Exclusive: With Military Retirees Being Fired, Fight For Retirement Grants Could Be Over

Fox News Radio’s Bill Sammon and Matt Cardoza have exclusive access to retired U.S. Marines in Florida. And they explain the battle over retirement income in the electric energy fight.

Now, many Marines with the Electric Power Research Institute say a decision to rescind a bonus package that lets them retire at 45 years old, instead of 60, was intended to take them out of contention for jobs in a booming electric-energy industry in Florida and other Sun Belt states. And though they’re still fighting to keep it, the promise they believe was made to them might finally be off the table.

“The first thing I saw on the news was their future being threatened,” said John Moore, a retired Sgt. Major with the Marine Corps’ electric department.

More than 30,000 veterans already work in an industry that’s gotten out of hand, Moore said.

“Electric power companies were laying off 600 to 700 workers a month,” he said. “They were unable to expand their workforces because of the aging retirement of their workforce.”

He said he and other Marines receive a federal bonus equal to a year’s worth of pay — two years worth of base pay — if they choose to retire at 45 instead of 60, saving them at least $15,000 a year in retirement benefits. But shortly after retirement eligibility ended in December, an internal memo was published in major newspapers that has Marines questioning whether they can continue to collect the bonus even after the government cut them off.

“There are some very specific disabilities due to traumatic brain injury, flashbacks, that went hand in hand with serving as a Marine,” said Jim Loften, a retired Sgt. Major with the electric department. “I didn’t know if there was something wrong.

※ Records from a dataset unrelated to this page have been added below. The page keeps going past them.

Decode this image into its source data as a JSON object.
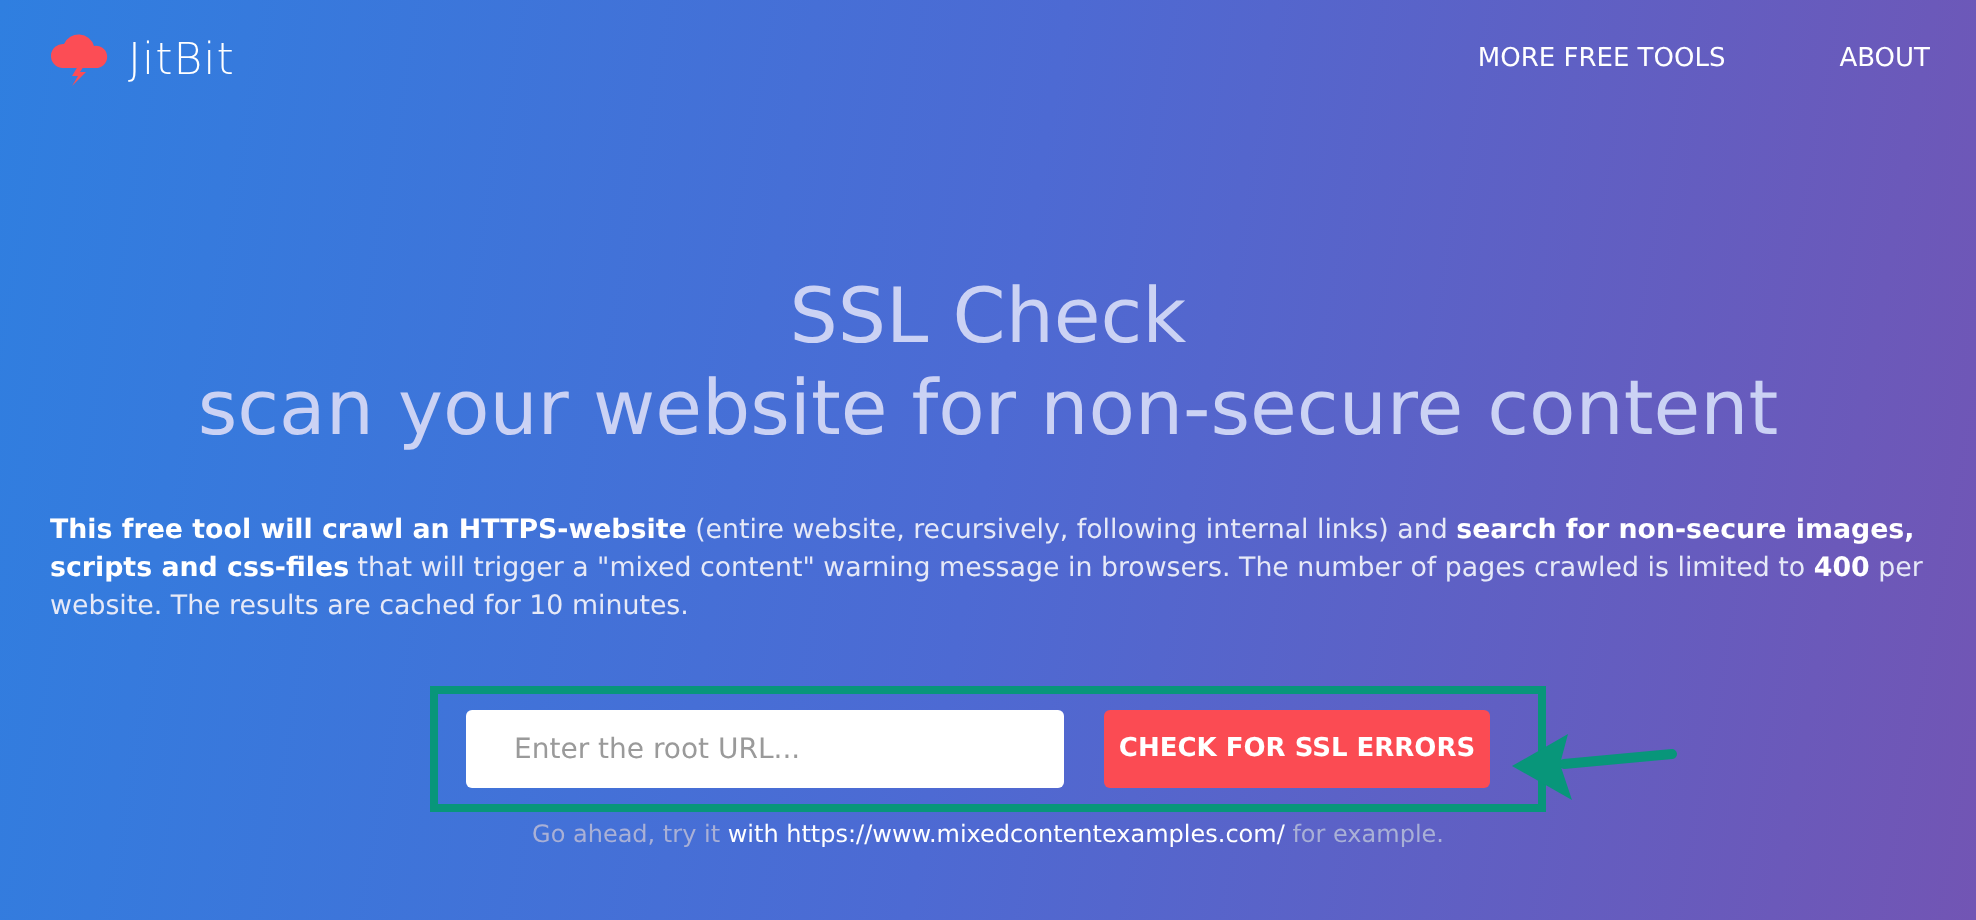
{
  "navbar": {
    "brand": "JitBit",
    "links": [
      "MORE FREE TOOLS",
      "ABOUT"
    ]
  },
  "hero": {
    "title": "SSL Check",
    "subtitle": "scan your website for non-secure content"
  },
  "description": "**This free tool will crawl an HTTPS-website** (entire website, recursively, following internal links) and **search for non-secure images, scripts and css-files** that will trigger a \"mixed content\" warning message in browsers. The number of pages crawled is limited to **400** per website. The results are cached for 10 minutes.",
  "form": {
    "url_field": {
      "placeholder": "Enter the root URL..."
    },
    "button": "CHECK FOR SSL ERRORS"
  },
  "hint": {
    "before": "Go ahead, try it ",
    "link": "with https://www.mixedcontentexamples.com/",
    "after": " for example."
  }
}
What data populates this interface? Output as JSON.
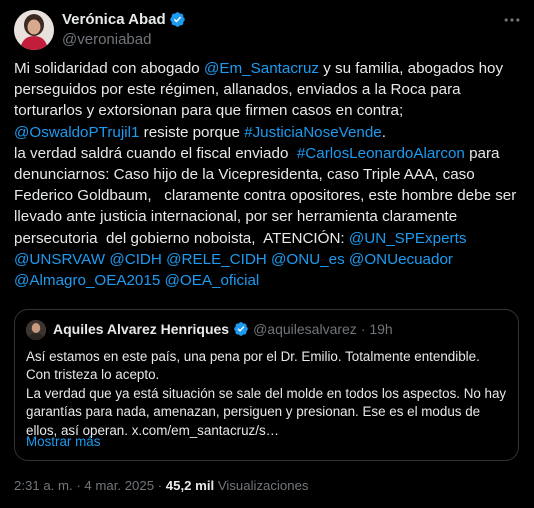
{
  "author": {
    "name": "Verónica Abad",
    "handle": "@veroniabad"
  },
  "tweet": {
    "p1": "Mi solidaridad con abogado ",
    "m1": "@Em_Santacruz",
    "p2": " y su familia, abogados hoy perseguidos por este régimen, allanados, enviados a la Roca para torturarlos y extorsionan para que firmen casos en contra;\n",
    "m2": "@OswaldoPTrujil1",
    "p3": " resiste porque ",
    "m3": "#JusticiaNoseVende",
    "p4": ".\nla verdad saldrá cuando el fiscal enviado  ",
    "m4": "#CarlosLeonardoAlarcon",
    "p5": " para denunciarnos: Caso hijo de la Vicepresidenta, caso Triple AAA, caso Federico Goldbaum,   claramente contra opositores, este hombre debe ser llevado ante justicia internacional, por ser herramienta claramente persecutoria  del gobierno noboista,  ATENCIÓN: ",
    "m5": "@UN_SPExperts",
    "sp1": "\n",
    "m6": "@UNSRVAW",
    "sp2": " ",
    "m7": "@CIDH",
    "sp3": " ",
    "m8": "@RELE_CIDH",
    "sp4": " ",
    "m9": "@ONU_es",
    "sp5": " ",
    "m10": "@ONUecuador",
    "sp6": "\n",
    "m11": "@Almagro_OEA2015",
    "sp7": " ",
    "m12": "@OEA_oficial"
  },
  "quote": {
    "name": "Aquiles Alvarez Henriques",
    "handle": "@aquilesalvarez",
    "time": "· 19h",
    "text": "Así estamos en este país, una pena por el Dr. Emilio. Totalmente entendible.\nCon tristeza lo acepto.\nLa verdad que ya está situación se sale del molde en todos los aspectos. No hay garantías para nada, amenazan, persiguen y presionan. Ese es el modus de ellos, así operan. x.com/em_santacruz/s…",
    "more_label": "Mostrar más"
  },
  "meta": {
    "time": "2:31 a. m.",
    "sep1": " · ",
    "date": "4 mar. 2025",
    "sep2": " · ",
    "views_count": "45,2 mil",
    "views_label": " Visualizaciones"
  },
  "colors": {
    "background": "#000000",
    "text": "#e7e9ea",
    "muted": "#71767b",
    "link": "#1d9bf0",
    "verified": "#1d9bf0",
    "border": "#2f3336"
  },
  "icons": {
    "verified": "verified-badge-icon",
    "more": "more-options-icon"
  }
}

But apparently what they’re saying is, ‘We’re no longer paying that incentive, we’re not going to allow that anymore.’ And that’s kind of counterintuitive.”

Sgt. Maj. Moore said he received multiple letters from former commanding officers saying he could still continue to collect the bonus if he used it to buy a home, one that might help him remain physically fit.

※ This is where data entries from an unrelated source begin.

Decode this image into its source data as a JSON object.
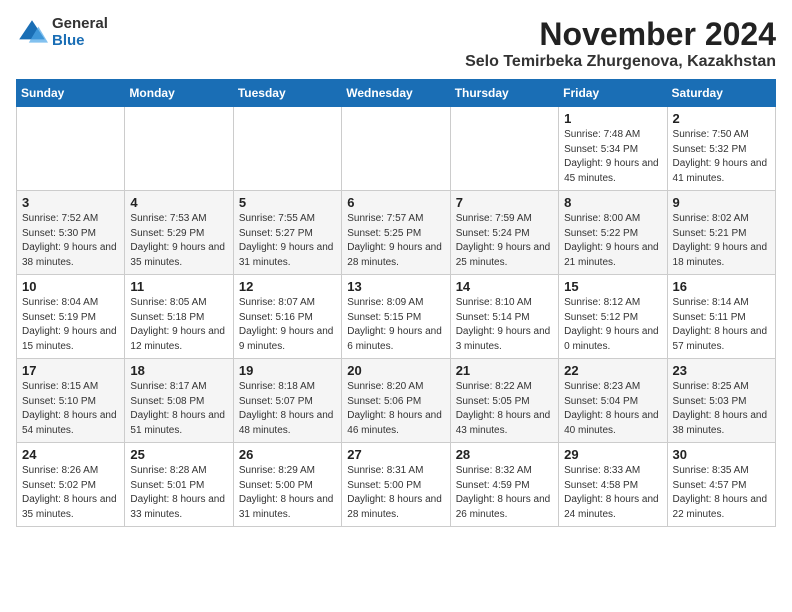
{
  "logo": {
    "general": "General",
    "blue": "Blue"
  },
  "title": "November 2024",
  "location": "Selo Temirbeka Zhurgenova, Kazakhstan",
  "days_of_week": [
    "Sunday",
    "Monday",
    "Tuesday",
    "Wednesday",
    "Thursday",
    "Friday",
    "Saturday"
  ],
  "weeks": [
    [
      {
        "day": "",
        "info": ""
      },
      {
        "day": "",
        "info": ""
      },
      {
        "day": "",
        "info": ""
      },
      {
        "day": "",
        "info": ""
      },
      {
        "day": "",
        "info": ""
      },
      {
        "day": "1",
        "info": "Sunrise: 7:48 AM\nSunset: 5:34 PM\nDaylight: 9 hours\nand 45 minutes."
      },
      {
        "day": "2",
        "info": "Sunrise: 7:50 AM\nSunset: 5:32 PM\nDaylight: 9 hours\nand 41 minutes."
      }
    ],
    [
      {
        "day": "3",
        "info": "Sunrise: 7:52 AM\nSunset: 5:30 PM\nDaylight: 9 hours\nand 38 minutes."
      },
      {
        "day": "4",
        "info": "Sunrise: 7:53 AM\nSunset: 5:29 PM\nDaylight: 9 hours\nand 35 minutes."
      },
      {
        "day": "5",
        "info": "Sunrise: 7:55 AM\nSunset: 5:27 PM\nDaylight: 9 hours\nand 31 minutes."
      },
      {
        "day": "6",
        "info": "Sunrise: 7:57 AM\nSunset: 5:25 PM\nDaylight: 9 hours\nand 28 minutes."
      },
      {
        "day": "7",
        "info": "Sunrise: 7:59 AM\nSunset: 5:24 PM\nDaylight: 9 hours\nand 25 minutes."
      },
      {
        "day": "8",
        "info": "Sunrise: 8:00 AM\nSunset: 5:22 PM\nDaylight: 9 hours\nand 21 minutes."
      },
      {
        "day": "9",
        "info": "Sunrise: 8:02 AM\nSunset: 5:21 PM\nDaylight: 9 hours\nand 18 minutes."
      }
    ],
    [
      {
        "day": "10",
        "info": "Sunrise: 8:04 AM\nSunset: 5:19 PM\nDaylight: 9 hours\nand 15 minutes."
      },
      {
        "day": "11",
        "info": "Sunrise: 8:05 AM\nSunset: 5:18 PM\nDaylight: 9 hours\nand 12 minutes."
      },
      {
        "day": "12",
        "info": "Sunrise: 8:07 AM\nSunset: 5:16 PM\nDaylight: 9 hours\nand 9 minutes."
      },
      {
        "day": "13",
        "info": "Sunrise: 8:09 AM\nSunset: 5:15 PM\nDaylight: 9 hours\nand 6 minutes."
      },
      {
        "day": "14",
        "info": "Sunrise: 8:10 AM\nSunset: 5:14 PM\nDaylight: 9 hours\nand 3 minutes."
      },
      {
        "day": "15",
        "info": "Sunrise: 8:12 AM\nSunset: 5:12 PM\nDaylight: 9 hours\nand 0 minutes."
      },
      {
        "day": "16",
        "info": "Sunrise: 8:14 AM\nSunset: 5:11 PM\nDaylight: 8 hours\nand 57 minutes."
      }
    ],
    [
      {
        "day": "17",
        "info": "Sunrise: 8:15 AM\nSunset: 5:10 PM\nDaylight: 8 hours\nand 54 minutes."
      },
      {
        "day": "18",
        "info": "Sunrise: 8:17 AM\nSunset: 5:08 PM\nDaylight: 8 hours\nand 51 minutes."
      },
      {
        "day": "19",
        "info": "Sunrise: 8:18 AM\nSunset: 5:07 PM\nDaylight: 8 hours\nand 48 minutes."
      },
      {
        "day": "20",
        "info": "Sunrise: 8:20 AM\nSunset: 5:06 PM\nDaylight: 8 hours\nand 46 minutes."
      },
      {
        "day": "21",
        "info": "Sunrise: 8:22 AM\nSunset: 5:05 PM\nDaylight: 8 hours\nand 43 minutes."
      },
      {
        "day": "22",
        "info": "Sunrise: 8:23 AM\nSunset: 5:04 PM\nDaylight: 8 hours\nand 40 minutes."
      },
      {
        "day": "23",
        "info": "Sunrise: 8:25 AM\nSunset: 5:03 PM\nDaylight: 8 hours\nand 38 minutes."
      }
    ],
    [
      {
        "day": "24",
        "info": "Sunrise: 8:26 AM\nSunset: 5:02 PM\nDaylight: 8 hours\nand 35 minutes."
      },
      {
        "day": "25",
        "info": "Sunrise: 8:28 AM\nSunset: 5:01 PM\nDaylight: 8 hours\nand 33 minutes."
      },
      {
        "day": "26",
        "info": "Sunrise: 8:29 AM\nSunset: 5:00 PM\nDaylight: 8 hours\nand 31 minutes."
      },
      {
        "day": "27",
        "info": "Sunrise: 8:31 AM\nSunset: 5:00 PM\nDaylight: 8 hours\nand 28 minutes."
      },
      {
        "day": "28",
        "info": "Sunrise: 8:32 AM\nSunset: 4:59 PM\nDaylight: 8 hours\nand 26 minutes."
      },
      {
        "day": "29",
        "info": "Sunrise: 8:33 AM\nSunset: 4:58 PM\nDaylight: 8 hours\nand 24 minutes."
      },
      {
        "day": "30",
        "info": "Sunrise: 8:35 AM\nSunset: 4:57 PM\nDaylight: 8 hours\nand 22 minutes."
      }
    ]
  ]
}
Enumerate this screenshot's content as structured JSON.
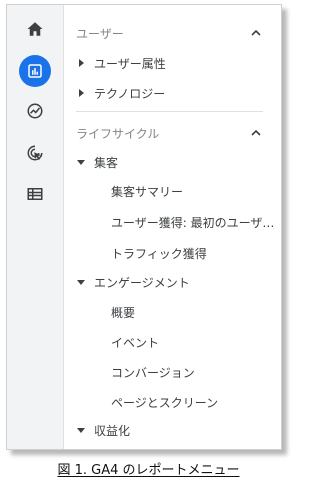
{
  "rail": {
    "items": [
      {
        "icon": "home-icon",
        "active": false
      },
      {
        "icon": "reports-icon",
        "active": true
      },
      {
        "icon": "explore-icon",
        "active": false
      },
      {
        "icon": "advertising-icon",
        "active": false
      },
      {
        "icon": "list-icon",
        "active": false
      }
    ],
    "active_color": "#1a73e8"
  },
  "sections": {
    "user": {
      "title": "ユーザー",
      "items": [
        "ユーザー属性",
        "テクノロジー"
      ]
    },
    "lifecycle": {
      "title": "ライフサイクル",
      "acquisition": {
        "label": "集客",
        "children": [
          "集客サマリー",
          "ユーザー獲得: 最初のユーザ…",
          "トラフィック獲得"
        ]
      },
      "engagement": {
        "label": "エンゲージメント",
        "children": [
          "概要",
          "イベント",
          "コンバージョン",
          "ページとスクリーン"
        ]
      },
      "monetization": {
        "label": "収益化"
      }
    }
  },
  "caption": "図 1.  GA4 のレポートメニュー"
}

“And so this was going to allow me to afford to be able to continue to do that, to live near the community that I’m serving in,” he said.

The Marines fear others will decide the $15,000 incentive isn’t worth having to return for a second combat tour.

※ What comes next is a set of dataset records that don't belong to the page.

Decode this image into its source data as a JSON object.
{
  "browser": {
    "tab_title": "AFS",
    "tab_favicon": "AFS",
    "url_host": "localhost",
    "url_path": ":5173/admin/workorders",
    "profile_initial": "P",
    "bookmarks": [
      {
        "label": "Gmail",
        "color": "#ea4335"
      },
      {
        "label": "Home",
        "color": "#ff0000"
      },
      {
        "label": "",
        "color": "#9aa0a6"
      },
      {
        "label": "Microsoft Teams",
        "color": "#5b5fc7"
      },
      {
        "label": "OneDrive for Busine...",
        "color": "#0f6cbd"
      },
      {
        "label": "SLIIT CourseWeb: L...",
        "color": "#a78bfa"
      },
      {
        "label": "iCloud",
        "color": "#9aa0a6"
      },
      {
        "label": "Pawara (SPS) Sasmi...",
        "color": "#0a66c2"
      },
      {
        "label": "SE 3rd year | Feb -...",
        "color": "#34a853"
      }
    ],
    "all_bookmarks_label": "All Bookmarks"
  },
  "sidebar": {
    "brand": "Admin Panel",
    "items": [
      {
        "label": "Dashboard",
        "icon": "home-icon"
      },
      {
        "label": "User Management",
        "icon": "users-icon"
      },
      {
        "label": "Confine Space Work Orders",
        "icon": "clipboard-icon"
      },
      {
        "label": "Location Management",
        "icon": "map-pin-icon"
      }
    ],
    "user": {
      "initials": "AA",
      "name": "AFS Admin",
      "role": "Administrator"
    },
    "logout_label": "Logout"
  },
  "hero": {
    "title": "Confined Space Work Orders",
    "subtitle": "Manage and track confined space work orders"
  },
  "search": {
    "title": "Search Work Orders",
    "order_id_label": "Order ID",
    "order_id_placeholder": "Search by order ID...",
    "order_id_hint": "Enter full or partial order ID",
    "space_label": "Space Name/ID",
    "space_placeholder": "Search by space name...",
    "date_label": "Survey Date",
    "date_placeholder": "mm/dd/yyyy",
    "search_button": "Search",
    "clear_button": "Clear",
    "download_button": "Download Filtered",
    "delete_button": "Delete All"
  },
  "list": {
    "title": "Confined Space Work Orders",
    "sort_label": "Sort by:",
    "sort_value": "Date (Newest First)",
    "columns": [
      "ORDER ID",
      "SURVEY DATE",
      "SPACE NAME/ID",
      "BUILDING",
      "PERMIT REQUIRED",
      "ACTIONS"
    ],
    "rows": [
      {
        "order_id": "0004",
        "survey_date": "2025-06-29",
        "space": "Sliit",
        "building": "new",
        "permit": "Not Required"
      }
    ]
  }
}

“Our entire professional military, our entire military community, if this goes away then all of them are going to be thrown out of employment because this incentive is the catalyst to make people stay in our workforce and to encourage and entice them to stay in service,” said Moore.

The state and industry groups that make up the Electric Power Research Institute say the memo – supposedly written to encourage and entice Marines to take jobs at the industry, not to cut the Marine Corps bonus – got twisted out of context. Officials say the memo recommended that Marines work within the grid to update the technology at power plants, not at the end-users themselves. They say there were other ways the bonus could be reduced without having to take it away.

“These are retirees who’ve served this country for a long time,” said Lt. Col. Keene Fergus, a spokesman for the Electric Power Research Institute. “And what we’re trying to do is to provide an incentive for them to continue to stay in service to the military and to their country. And what this effort is all about is just understanding fully what the language really means and how that affects veterans who’ve been in service and who’ve been trained and trained and are at the end of their 20s and going into retirement.”

Loften and Moore said the Marines planned to meet with the institute later this week to work out the issue, but they aren’t confident they will be able to keep the bonus.

“They could be stuck in a position where we will be losing the incentive entirely,” said Moore.